Even better. Where is my camera when I need it!


“Actually technically it wouldn’t be a girl fight even though Oliver is a homosexual-”


“I’m not a homosexual!”, Oliver shouted interrupting Ian.


“It’s okay Oliver you don’t have to use me as a cover anymore! Proclaim your true self to the world!”, I said with wide eyes giving everyone the most honest look I could muster.


Oliver looked like he was going to blow a gasket. I’m not even entirely sure what a gasket is, but this cannot be good. Here I am trying to establish a friendship with  Wood over here and everyone knows that a true test of friendship is public humiliation. Yep, it’s in the Bible! Under my section, Ruth... look it up!


So, maybe when I was out for a late burrito run last night and a reporter asked me about my favorite lass-saying-kilt-wearing-keeper, I might have let it slip that we were at a certain place where men-loving-men hang out.


So, what! If he passes the friendship public humiliation test we can be best friends or whatever. I personally hope he doesn’t. How flippin’ weird would that be! Do you know what’s even weirder though, Professor Snape and I are secret friends as well.


Urgh! That sounded all wrong!


Ewe.. Sev is not a pedophile. He’s actually pretty cool.


Do not tell anyone this but.... I’m kinda a potions genius.


xDucks head in shamex


Yes, I know it’s embarrassing. Gryffies aren’t supposed to be good at such a Slytherin subject, but I’m sorry I’m just the bomb!


BOMB! Oh my god! That’s another way I could kill for cookies!


Okay sorry, back to Sev. During my fourth year I kinda was failing potions on purpose (I know shameful), so one day I had detention with Sev after school. So I went into his classroom and noticed that he left an unintended cauldron bubbling. I was shocked, HORRIFIED!
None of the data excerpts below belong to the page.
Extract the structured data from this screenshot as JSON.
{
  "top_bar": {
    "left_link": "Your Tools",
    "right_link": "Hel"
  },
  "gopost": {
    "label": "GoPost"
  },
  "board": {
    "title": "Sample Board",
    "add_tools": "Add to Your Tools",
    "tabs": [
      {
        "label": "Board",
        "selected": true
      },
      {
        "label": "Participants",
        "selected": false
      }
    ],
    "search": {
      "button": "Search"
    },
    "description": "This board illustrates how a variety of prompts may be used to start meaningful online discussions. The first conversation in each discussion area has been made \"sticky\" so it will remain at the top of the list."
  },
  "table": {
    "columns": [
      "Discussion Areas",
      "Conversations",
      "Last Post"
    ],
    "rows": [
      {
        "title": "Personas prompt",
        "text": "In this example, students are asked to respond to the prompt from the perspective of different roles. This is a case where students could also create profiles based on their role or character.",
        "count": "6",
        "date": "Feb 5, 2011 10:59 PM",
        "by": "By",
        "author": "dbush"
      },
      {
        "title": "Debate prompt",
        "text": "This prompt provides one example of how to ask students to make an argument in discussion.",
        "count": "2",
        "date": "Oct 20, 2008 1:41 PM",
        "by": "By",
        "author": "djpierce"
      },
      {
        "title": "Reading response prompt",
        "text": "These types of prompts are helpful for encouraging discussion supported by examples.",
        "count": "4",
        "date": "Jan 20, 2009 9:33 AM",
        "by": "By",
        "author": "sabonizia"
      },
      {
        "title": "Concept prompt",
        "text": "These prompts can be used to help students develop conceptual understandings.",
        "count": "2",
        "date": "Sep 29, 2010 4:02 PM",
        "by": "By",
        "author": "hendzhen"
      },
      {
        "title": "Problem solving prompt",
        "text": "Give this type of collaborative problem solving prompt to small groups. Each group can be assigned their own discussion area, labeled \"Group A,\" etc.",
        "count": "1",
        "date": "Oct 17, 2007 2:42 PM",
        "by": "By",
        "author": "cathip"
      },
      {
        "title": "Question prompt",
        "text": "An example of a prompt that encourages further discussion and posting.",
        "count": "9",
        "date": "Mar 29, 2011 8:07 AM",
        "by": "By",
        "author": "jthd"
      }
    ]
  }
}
How could someone as talented as Professor Snape possibly do this! Because according to Passionate Potion Making- A Guide to the Art of Brewing Beautifully the number one thing you are never, NEVER suppose to do is leave something in the cauldron bubbling unintended.


So having read Passionate Potion Making after stealing it from Snape’s personal quarters (which was scary as hell), I knew what I needed to do. I stormed over to that cauldron and took charge baby!


YEAH! I was a BEAST! It was so amazingly amazing. Then after I was done making the seventh year potion (which I knew from the top of my head), Sev popped out of nowhere! I ended up knocking over the cauldron all over Snape and turning him purple for a week, but he didn’t even care because he was so astounded my me.


Astounded, ha! And not even in a bad way!


So since then I’ve been taking classes with him privately telling everyone that it was because I suck so much, I was considered a liability to be around the other students in Potions.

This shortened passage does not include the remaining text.